Emails: Vice Requires Writers to Get Approval to Write About Brands
At most media organizations, there's a "Chinese wall" between editorial and advertising operations—each department operating independently of one another. At Vice Media—marketing shop first, editorial brand second—that's not quite how it works, according to a series of emails published to Twitter by recently departed editor Charles Davis.
On September 12, Vice.com published a piece called "It's Time to Start Boycotting the NFL" by the writer Michael Tracey, an independent contractor. In it, Tracey goes after the NFL for all the same things everyone else has been going after it for—in particular, the league's gross mishandling of the Ray Rice situation—and argues that things have gotten bad enough to justify a fan boycott of the league.
The NFL is not a Vice client, but the company's advertising higher-ups evidently weren't happy with the post. Davis, the former Vice editor who greenlit the piece, posted screencaps of several emails yesterday.
"Hosi" is Hosi Simon, Vice's global general manager, to whom Davis was apparently supposed to give notice before publishing. The second screenshot refers to a September 17 appearance Tracey made on the BBC radio show Newshour to discuss the NFL. Vice instructed Tracey—who, again, is not an employee of the company—to turn the request down, so as not to "potentially [fuck] things up for them," but he went on anyway. Davis has since been fired, and Tracey's status as a contract worker is unclear.
The tone of the emails indicates that hey, this is normal—chances are we wouldn't have killed the story!—but next time, be cool and run it by us, just in case. A spokesman at Vice gave a similarly no-big-deal statement: "As is normal in any editorial process, VICE.com rejects pitches for stories all the time." Never mind that this wasn't a rejected pitch, but the reaction to a story after it was already accepted and posted. According to another tweet from Davis, the process of "running it up the flagpole" for approval isn't as casual as it sounds.
Just want to add to this: In my experience, every single time -- every single time -- I had a story "run up the flagpole" it was killed.

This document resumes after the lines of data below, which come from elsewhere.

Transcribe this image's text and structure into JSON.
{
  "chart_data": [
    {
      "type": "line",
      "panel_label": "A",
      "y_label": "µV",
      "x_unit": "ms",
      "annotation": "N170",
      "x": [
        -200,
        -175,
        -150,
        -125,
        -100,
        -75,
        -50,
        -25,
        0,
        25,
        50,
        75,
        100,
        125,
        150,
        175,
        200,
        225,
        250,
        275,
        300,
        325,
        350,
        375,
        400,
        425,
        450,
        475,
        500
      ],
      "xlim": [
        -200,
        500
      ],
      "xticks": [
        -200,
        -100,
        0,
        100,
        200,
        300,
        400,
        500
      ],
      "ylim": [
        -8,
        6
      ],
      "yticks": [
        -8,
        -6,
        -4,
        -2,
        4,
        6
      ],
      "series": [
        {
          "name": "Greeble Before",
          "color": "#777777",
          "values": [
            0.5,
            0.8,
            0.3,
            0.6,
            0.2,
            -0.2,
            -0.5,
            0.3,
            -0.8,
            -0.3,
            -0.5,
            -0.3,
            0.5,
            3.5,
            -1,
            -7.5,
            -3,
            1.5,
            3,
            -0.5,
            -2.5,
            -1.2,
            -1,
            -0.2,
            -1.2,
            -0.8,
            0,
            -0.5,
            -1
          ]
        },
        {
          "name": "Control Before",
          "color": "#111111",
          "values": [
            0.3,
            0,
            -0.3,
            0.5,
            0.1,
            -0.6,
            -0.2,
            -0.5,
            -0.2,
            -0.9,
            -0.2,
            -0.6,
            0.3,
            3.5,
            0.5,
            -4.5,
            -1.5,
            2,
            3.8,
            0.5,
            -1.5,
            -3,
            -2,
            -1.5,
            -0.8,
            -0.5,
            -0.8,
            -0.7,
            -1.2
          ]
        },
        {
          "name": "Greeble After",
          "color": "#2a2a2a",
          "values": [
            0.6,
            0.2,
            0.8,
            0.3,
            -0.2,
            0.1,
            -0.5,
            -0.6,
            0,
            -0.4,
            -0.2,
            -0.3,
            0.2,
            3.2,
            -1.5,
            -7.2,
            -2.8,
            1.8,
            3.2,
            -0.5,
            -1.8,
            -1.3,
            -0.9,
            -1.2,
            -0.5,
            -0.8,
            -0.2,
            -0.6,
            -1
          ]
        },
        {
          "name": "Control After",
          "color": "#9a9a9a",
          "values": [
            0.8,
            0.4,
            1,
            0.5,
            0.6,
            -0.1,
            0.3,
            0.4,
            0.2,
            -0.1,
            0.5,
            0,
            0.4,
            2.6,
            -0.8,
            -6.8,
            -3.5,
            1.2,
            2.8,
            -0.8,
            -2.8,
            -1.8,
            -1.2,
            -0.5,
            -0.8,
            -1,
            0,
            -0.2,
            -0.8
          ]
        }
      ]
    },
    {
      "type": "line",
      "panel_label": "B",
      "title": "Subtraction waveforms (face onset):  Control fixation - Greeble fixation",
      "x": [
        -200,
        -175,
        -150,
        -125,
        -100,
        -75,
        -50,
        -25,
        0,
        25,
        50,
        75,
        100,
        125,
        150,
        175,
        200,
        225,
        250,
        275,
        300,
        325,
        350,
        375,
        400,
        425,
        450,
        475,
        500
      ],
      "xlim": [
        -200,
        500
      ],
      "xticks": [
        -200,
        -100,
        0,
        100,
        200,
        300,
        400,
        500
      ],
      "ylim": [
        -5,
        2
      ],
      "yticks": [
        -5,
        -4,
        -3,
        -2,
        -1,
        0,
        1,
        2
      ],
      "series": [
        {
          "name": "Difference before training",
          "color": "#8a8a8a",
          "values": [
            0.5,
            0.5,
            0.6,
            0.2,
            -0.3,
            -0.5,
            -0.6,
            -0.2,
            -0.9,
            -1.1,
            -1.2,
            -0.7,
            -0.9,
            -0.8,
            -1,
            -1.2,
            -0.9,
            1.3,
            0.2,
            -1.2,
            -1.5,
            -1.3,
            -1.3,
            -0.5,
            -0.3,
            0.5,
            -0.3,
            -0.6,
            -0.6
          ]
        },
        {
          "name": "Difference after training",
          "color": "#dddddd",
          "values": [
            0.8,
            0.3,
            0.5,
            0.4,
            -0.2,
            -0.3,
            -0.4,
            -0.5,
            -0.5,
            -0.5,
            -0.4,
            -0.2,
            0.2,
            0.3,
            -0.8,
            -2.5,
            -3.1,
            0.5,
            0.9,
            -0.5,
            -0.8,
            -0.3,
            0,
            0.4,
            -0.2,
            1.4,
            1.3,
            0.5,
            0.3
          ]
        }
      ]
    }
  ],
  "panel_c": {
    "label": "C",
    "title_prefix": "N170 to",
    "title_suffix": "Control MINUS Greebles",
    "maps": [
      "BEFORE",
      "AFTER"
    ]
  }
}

— Charles Davis (@charliearchy) October 2, 2014
A Vice source familiar with the situation told me that Davis' termination wasn't actually about the NFL piece, but about his falling asleep in a meeting. I'm evidently not the first person who has been told that, and on Twitter, Davis is calling it "slander." He hasn't yet responded to a request to comment on this story.
Update: A Vice spokesman reached out because he wanted to make sure Gawker readers knew the following:
two things:
- important to the story that he was with us for under 2 months. you dont mention at all?